“比如召唤阴兵对付洋人?”杨舟轻打趣道。
张嘉闻点头,“有时候山河破碎、神州陆沉也是天道的一部分。”
杨舟轻对天道实在不感兴趣,只想着怎么收服那个恶蛟,“你说他到底藏到哪里去了?迟一日抓到它,就可能多几人被其所伤甚至被其所害。”

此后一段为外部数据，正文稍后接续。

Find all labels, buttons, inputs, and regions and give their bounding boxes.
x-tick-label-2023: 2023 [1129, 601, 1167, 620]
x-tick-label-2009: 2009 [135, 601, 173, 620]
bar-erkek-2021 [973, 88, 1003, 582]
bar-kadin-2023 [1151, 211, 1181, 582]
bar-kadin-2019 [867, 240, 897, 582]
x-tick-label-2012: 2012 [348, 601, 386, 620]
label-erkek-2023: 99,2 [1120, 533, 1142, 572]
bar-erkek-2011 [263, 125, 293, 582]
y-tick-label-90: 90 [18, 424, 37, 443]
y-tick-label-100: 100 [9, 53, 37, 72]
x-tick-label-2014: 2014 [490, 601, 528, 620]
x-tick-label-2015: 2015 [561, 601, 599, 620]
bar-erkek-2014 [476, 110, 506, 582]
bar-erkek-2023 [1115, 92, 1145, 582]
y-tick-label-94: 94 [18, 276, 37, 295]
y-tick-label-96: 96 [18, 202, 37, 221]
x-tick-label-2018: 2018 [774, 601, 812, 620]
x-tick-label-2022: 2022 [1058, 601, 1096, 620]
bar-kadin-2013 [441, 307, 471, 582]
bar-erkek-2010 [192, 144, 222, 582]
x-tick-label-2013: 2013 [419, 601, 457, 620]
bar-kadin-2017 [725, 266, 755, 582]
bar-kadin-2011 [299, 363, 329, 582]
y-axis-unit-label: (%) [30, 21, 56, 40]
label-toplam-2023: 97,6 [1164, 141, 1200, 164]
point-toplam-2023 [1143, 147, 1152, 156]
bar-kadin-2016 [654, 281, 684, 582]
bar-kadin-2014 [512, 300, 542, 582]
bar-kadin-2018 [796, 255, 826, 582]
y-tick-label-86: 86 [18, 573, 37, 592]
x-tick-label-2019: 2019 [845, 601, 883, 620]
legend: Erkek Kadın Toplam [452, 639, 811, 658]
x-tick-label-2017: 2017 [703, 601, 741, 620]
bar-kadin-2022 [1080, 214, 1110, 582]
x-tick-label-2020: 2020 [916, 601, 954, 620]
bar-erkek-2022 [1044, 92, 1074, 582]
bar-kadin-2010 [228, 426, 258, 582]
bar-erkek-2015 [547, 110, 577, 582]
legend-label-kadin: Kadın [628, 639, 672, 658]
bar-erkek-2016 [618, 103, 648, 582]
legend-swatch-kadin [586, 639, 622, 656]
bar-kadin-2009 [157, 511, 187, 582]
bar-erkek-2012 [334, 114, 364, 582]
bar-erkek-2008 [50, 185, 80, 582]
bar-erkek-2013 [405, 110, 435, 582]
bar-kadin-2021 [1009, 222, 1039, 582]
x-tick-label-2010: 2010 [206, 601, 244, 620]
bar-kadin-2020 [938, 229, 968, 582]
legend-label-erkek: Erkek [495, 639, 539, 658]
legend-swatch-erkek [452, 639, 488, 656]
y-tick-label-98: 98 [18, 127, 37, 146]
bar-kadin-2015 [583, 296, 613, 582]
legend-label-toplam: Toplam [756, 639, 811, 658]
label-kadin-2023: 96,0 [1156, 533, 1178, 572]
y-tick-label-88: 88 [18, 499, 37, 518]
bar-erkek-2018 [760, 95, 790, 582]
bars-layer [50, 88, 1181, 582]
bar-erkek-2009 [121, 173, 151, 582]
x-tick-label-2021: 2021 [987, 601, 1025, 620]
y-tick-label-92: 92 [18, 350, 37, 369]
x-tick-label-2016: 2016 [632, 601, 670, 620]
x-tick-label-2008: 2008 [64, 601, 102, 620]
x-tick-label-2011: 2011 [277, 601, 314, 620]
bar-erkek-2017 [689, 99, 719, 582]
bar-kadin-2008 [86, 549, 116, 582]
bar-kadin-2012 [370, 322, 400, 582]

“你说的极是。”张嘉闻终于放下手中的笔,将先前用朱砂画好的符收好,“你准备好了么?”
“我没什么法宝,赤手空拳陪你去便是。”杨舟轻不以为意。
张嘉闻笑笑,“那就足够了。”
二人出门,沿途仍然是一副人间地狱的惨状。原先不曾留意,如今确实发现部分桥梁不像是被洪水冲垮,反而像是被旁的东西撞击毁坏。
“古时候常有人们在桥梁下挂上一口宝剑,以防走蛟这般的事发生。”张嘉闻缓缓道,“如今都讲新文化,德先生、赛先生大行其道,别说道法,就连孔夫子都成了封建糟粕,再无人信这些东西了。”
“要是信了,也许那渔夫便不会死了。”
张嘉闻摇了摇头,“不过假使蛟都有千年道行,普通的宝剑也没用。”
附近有一孩童插着草标哭泣,周围路人均是一声叹息,可每个人都是朝不保夕,谁还能有余力买一个孩子呢。
二人静静看着,均是想起当年张嘉闻买下杨舟轻的往事。
“你当时为何把我买下来?”杨舟轻低声道,“明明可怜人那么多。”
“缘法。”张嘉闻淡淡道,“我卜卦卜出来你与我有缘,后来又听了你教给人牙子那套说辞,觉得很有意思。”